R – How to leak a string in Delphi

delphimemory-leaksstring

I was talking to a co-worker the other day about how you can leak a string in Delphi if you really mess things up. By default strings are reference counted and automatically allocated, so they typically just work without any thought – no need for manual allocation, size calculations, or memory management.

But I remember reading once that there is a way to leak a string directly (without including it in an object that gets leaked). It seems like it had something to do with passing a string by reference and then accessing it from a larger scope from within the routine it was passed to. Yeah, I know that is vague, which is why I am asking the question here.

Best Answer

I don't know about the issue in your second paragraph, but I was bitten once by leaked strings in a record.

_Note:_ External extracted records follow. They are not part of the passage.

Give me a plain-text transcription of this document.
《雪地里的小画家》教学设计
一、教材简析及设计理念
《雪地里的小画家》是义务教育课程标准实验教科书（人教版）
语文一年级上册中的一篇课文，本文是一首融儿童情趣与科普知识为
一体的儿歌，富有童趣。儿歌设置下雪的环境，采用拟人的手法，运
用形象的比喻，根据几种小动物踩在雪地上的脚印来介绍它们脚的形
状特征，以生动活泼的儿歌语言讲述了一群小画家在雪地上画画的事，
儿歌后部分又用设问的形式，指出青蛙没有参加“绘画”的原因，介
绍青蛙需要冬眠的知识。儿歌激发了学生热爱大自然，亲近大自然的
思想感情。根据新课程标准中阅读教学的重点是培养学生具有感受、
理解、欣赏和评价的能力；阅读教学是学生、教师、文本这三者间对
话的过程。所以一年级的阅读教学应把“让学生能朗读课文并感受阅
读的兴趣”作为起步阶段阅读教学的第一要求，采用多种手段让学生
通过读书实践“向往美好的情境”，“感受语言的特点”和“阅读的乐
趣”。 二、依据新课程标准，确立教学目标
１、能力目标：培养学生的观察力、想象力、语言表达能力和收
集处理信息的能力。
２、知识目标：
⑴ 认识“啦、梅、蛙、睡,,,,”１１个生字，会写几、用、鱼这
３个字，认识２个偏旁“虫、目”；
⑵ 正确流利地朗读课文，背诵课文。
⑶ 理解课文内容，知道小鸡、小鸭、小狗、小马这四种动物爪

If you call FillChar() on a record that contains strings you overwrite the ref count and the address of the dynamically allocated memory with zeroes. Unless the string is empty this will leak the memory. The way around this is to call Finalize() on the record before clearing the memory it occupies.

Unfortunately calling Finalize() when there are no record members that need finalizing causes a compiler hint. It happened to me that I commented out the Finalize() call to silence the hint, but later when I added a string member to the record I missed uncommenting the call, so a leak was introduced. Luckily I'm generally using the FastMM memory manager in the most verbose and paranoid setting in debug mode, so the leak didn't go unnoticed.

The compiler hint is probably not such a good thing, silently omitting the Finalize() call if it's not needed would be much better IMHO.